By Analou De Vera
The Department of Health (DOH) on Saturday confirmed three more deaths of individuals afflicted with coronavirus disease 2019 (COVID-19) in the country.
One of the newly deceased patients was a 54-year-old Filipino from Lanao del Sur confined at the Northern Mindanao Medical Center. He was referred to as the country’s 40th confirmed case. The DOH confirmed his death on Saturday morning.
The patient showed symptoms of respiratory illness on Feb. 24 and tested positive for COVID-19 on March 11.
The Health department said that the patient died last Friday night from “acute respiratory distress syndrome due to severe pneumonia with concomitant acute kidney injury.”
Meanwhile, the DOH confirmed “two additional COVID-19 deaths” on Saturday afternoon. The DOH has yet to provide specific information on these.
“[The] DOH is currently gathering further details on the recent deaths and will provide information as soon as it is available,” it said.
With these developments, a total of eight individuals who tested positive for COVID-19 have died in the Philippines.
The country recorded its first coronavirus-related death last Feb. 1 in the person of a 44-year-old Chinese man from Wuhan, China.
The DOH urged elderly people and those with underlying medical conditions to be extra cautious.
“We further urge those who are immunocompromised and are with existing health conditions to be more vigilant and avoid crowded areas and mass gatherings,” Health Secretary Francisco Duque III said recently.

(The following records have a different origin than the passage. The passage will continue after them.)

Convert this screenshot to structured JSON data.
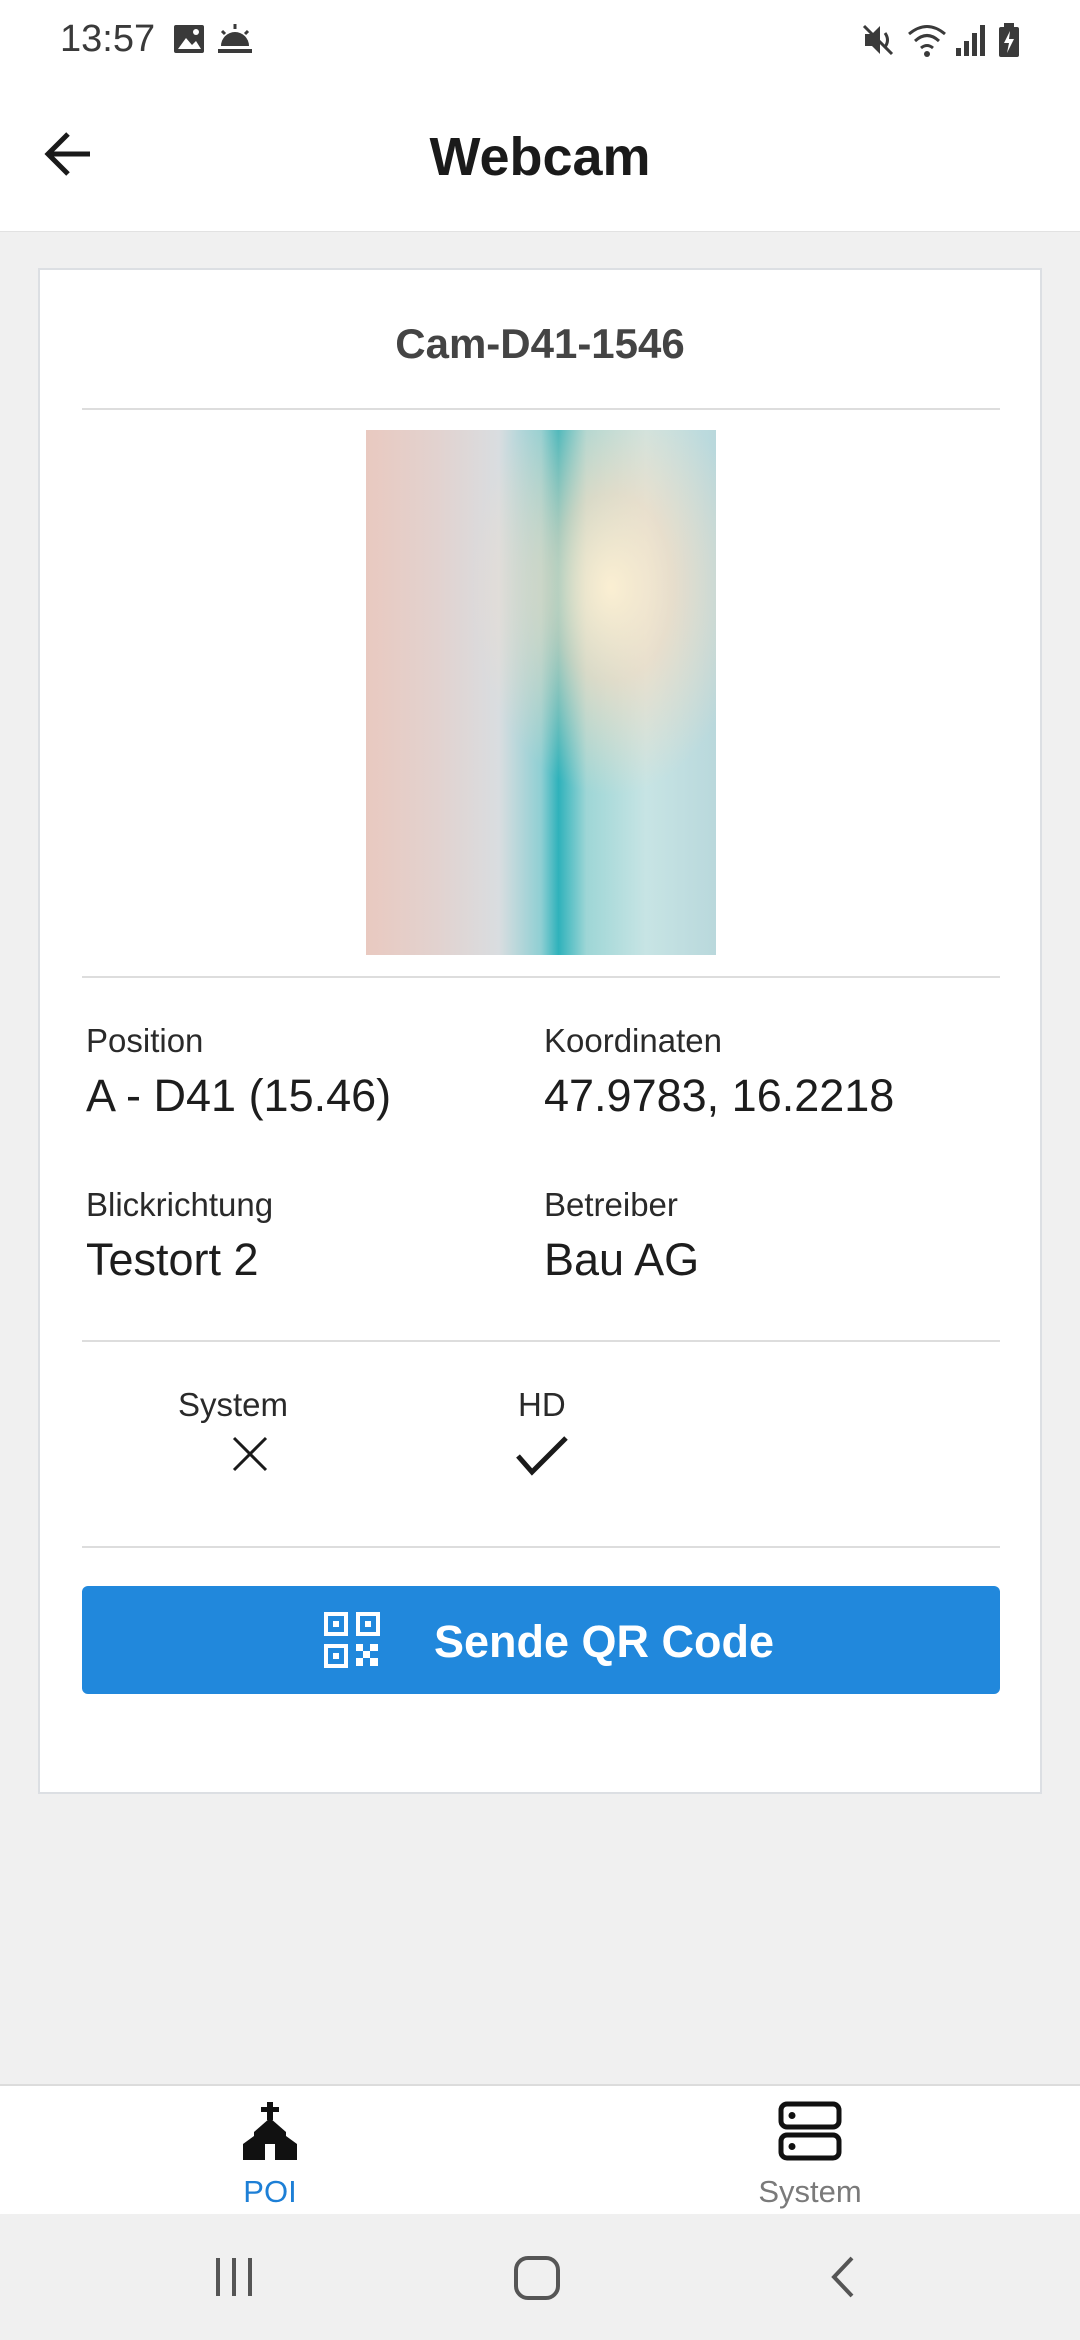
{
  "status_bar": {
    "time": "13:57",
    "left_icons": [
      "image-icon",
      "weather-icon"
    ],
    "right_icons": [
      "mute-icon",
      "wifi-icon",
      "signal-icon",
      "battery-icon"
    ]
  },
  "app_bar": {
    "title": "Webcam",
    "back_icon": "arrow-back-icon"
  },
  "card": {
    "camera_name": "Cam-D41-1546",
    "fields": [
      {
        "label": "Position",
        "value": "A - D41 (15.46)"
      },
      {
        "label": "Koordinaten",
        "value": "47.9783, 16.2218"
      },
      {
        "label": "Blickrichtung",
        "value": "Testort 2"
      },
      {
        "label": "Betreiber",
        "value": "Bau AG"
      }
    ],
    "flags": [
      {
        "label": "System",
        "state": false,
        "icon": "cross-icon"
      },
      {
        "label": "HD",
        "state": true,
        "icon": "check-icon"
      }
    ],
    "qr_button": {
      "label": "Sende QR Code",
      "icon": "qr-code-icon"
    }
  },
  "bottom_nav": {
    "items": [
      {
        "label": "POI",
        "icon": "church-icon",
        "active": true
      },
      {
        "label": "System",
        "icon": "server-icon",
        "active": false
      }
    ]
  },
  "colors": {
    "accent": "#2188dc",
    "nav_active": "#1d7fd6",
    "nav_inactive": "#7a7a7a"
  }
}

“We reiterate that the best way to protect yourself from the disease is to keep yourself healthy and practice general preventive measures–proper handwashing, cough etiquette, and social distancing,” he added.
World Health Organization Country Representative to the Philippines Dr. Rabindra Abeyasinghe previously said that the “disease so far indicates that largely it’s a mild disease—- about 81 percent will have mild disease—-many of them could be managed as outpatients. But, 14 percent will develop severe disease and five percent will progress to critical, meaning they will need intensive care facilities.”